Flash payments have evolved over time for a multitude of uses and transaction data to date shows that 48% are private payments, 32% are deposits and withdrawals, 19% are merchant payments and cards -gifts, and 1% of “others” are small transactions.
The intriguing part of the “other” 1% of payment volume is that even though it only represented a small portion of the total value on the network, these transactions represented more than half of the total transactions. Transactions are usually micro-rewards from services such as online games that pay users in satoshis.
Public capacity, the amount of BTC held on Lightning Chains, saw a 200% increase year over year (YoY). Between April and September 2021, an exponential annualized growth rate of 715% was observed. An expected curve in adoption rates would occur, causing a plateau, which we saw as 2022 progressed.
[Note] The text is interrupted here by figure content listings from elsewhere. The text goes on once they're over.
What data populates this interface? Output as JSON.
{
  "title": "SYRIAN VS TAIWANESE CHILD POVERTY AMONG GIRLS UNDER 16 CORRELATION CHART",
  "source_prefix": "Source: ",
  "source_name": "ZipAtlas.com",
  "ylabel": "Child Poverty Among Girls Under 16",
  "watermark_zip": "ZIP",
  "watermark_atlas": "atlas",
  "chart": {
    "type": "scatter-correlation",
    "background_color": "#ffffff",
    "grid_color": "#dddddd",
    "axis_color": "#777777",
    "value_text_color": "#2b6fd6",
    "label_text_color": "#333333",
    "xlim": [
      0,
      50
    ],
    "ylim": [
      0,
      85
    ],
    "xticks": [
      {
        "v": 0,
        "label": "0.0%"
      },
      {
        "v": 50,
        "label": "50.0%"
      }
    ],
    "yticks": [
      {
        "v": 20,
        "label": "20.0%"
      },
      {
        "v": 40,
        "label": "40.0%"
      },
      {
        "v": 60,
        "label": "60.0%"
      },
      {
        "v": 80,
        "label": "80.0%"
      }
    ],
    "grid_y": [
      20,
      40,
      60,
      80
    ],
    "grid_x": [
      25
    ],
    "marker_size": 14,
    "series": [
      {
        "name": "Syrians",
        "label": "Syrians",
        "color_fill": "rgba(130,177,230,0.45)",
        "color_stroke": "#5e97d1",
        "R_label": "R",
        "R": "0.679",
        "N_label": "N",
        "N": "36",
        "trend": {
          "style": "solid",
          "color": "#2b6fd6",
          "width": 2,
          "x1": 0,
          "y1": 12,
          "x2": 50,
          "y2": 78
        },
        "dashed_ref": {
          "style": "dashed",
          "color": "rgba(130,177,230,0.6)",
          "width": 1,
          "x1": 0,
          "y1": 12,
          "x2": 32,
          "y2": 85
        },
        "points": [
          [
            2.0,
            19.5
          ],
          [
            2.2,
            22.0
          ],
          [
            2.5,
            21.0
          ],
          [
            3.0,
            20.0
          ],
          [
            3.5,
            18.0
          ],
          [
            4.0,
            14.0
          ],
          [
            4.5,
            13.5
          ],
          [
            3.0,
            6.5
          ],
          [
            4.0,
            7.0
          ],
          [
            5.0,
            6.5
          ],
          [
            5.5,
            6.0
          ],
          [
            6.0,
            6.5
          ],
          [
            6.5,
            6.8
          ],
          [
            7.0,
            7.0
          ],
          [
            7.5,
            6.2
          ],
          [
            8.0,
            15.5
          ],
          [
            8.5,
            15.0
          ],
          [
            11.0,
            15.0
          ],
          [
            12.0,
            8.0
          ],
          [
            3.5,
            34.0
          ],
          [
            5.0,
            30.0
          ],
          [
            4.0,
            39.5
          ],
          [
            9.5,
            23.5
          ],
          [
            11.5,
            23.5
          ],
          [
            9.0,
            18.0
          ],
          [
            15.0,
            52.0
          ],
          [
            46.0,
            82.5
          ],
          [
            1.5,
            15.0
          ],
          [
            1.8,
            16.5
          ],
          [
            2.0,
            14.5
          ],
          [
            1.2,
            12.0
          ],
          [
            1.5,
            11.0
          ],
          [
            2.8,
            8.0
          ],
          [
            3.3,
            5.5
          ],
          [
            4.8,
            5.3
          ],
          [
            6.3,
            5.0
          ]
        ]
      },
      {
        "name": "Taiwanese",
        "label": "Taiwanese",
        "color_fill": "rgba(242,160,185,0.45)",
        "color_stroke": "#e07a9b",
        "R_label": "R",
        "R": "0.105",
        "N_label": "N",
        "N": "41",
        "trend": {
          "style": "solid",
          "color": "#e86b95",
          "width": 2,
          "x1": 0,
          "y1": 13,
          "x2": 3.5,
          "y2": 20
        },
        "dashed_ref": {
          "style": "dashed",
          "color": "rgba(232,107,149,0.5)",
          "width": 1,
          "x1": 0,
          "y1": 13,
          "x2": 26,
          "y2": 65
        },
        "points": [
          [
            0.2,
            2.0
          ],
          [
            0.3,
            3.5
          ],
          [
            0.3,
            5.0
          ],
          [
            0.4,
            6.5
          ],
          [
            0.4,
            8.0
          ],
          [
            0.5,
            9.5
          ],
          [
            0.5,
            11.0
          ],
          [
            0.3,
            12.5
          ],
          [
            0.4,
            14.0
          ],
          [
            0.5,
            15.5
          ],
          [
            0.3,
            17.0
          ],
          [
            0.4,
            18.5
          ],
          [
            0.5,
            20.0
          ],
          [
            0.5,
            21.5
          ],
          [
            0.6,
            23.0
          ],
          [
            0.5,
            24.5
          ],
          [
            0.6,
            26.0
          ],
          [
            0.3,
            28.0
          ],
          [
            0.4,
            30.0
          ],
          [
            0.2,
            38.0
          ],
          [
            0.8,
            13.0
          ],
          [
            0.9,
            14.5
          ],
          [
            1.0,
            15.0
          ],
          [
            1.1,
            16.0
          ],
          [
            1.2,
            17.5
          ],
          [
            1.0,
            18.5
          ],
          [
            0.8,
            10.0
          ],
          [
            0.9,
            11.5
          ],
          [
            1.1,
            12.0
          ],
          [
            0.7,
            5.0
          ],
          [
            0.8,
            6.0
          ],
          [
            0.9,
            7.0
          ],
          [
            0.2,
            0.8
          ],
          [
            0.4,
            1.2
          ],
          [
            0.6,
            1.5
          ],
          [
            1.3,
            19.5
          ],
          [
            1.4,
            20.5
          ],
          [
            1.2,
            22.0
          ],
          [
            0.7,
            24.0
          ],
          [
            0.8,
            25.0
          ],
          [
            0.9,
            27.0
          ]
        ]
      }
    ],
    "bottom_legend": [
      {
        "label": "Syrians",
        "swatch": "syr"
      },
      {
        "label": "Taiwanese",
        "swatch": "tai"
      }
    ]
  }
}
The jumps in adoption from last year can be attributed to the fact that El Salvador adopted bitcoin by leveraging the Lightning Network, creating a drastic and immediate need for a large amount of Lightning channels. Twitter embracing the bitcoin switch can also be attributed to the strong growth of the Lightning Network. Large-scale adoptions like these don’t happen every day, so some curve is expected.
As channel capacity has grown, so has trading volume. The number of monthly transactions doubled year-on-year and the volume of transactions saw a 410% increase year-on-year. The graph below gives a more detailed view of the volume and quantity of transactions since 2020.
The growth of the Lightning Network is evident when looking at the number of nodes joining the network. However, this growth is not accurately represented by the number of users joining the network, as those already using the protocol increasingly turn to it. In February 2022, the year-to-date statistics saw increases in USD payments of 410%, public capacity in BTC of 218%, public capacity in USD of 171%, as well as new nodes and channels of 127%.
As the Bitcoin ecosystem continues to grow, more companies are expected to integrate the Lightning Network as a means of transferring value. With every intermediary that seems to be part of this emerging system, new nodes and channels will be added to the Lightning Network’s public capacity over time.
Arcane cautioned against using public metrics to determine network growth rates because it disregards private channels, invisible nodes, and has no discernment about actual network usage.
As depicted below, Cash App onboarded many people into the ecosystem without users even knowing they were on the Lightning Network.
With the Lightning Network experiencing a near-term growth plateau through 2022, many companies are likely considering how to be the next to implement it on their platform.
As Strike CEO Jack Mallers explained during his speech at the Bitcoin 2022 conference, hyper-bitcoinization is not necessary for the Lightning Network to grow exponentially. As services begin to realize the superior payment methods provided by Lightning, users won’t even need to transact in bitcoin to use Lightning. As bullish as this report is, we wonder how bullish next year’s report will be.
The views and opinions expressed herein are the views and opinions of the author and do not necessarily reflect those of Nasdaq, Inc.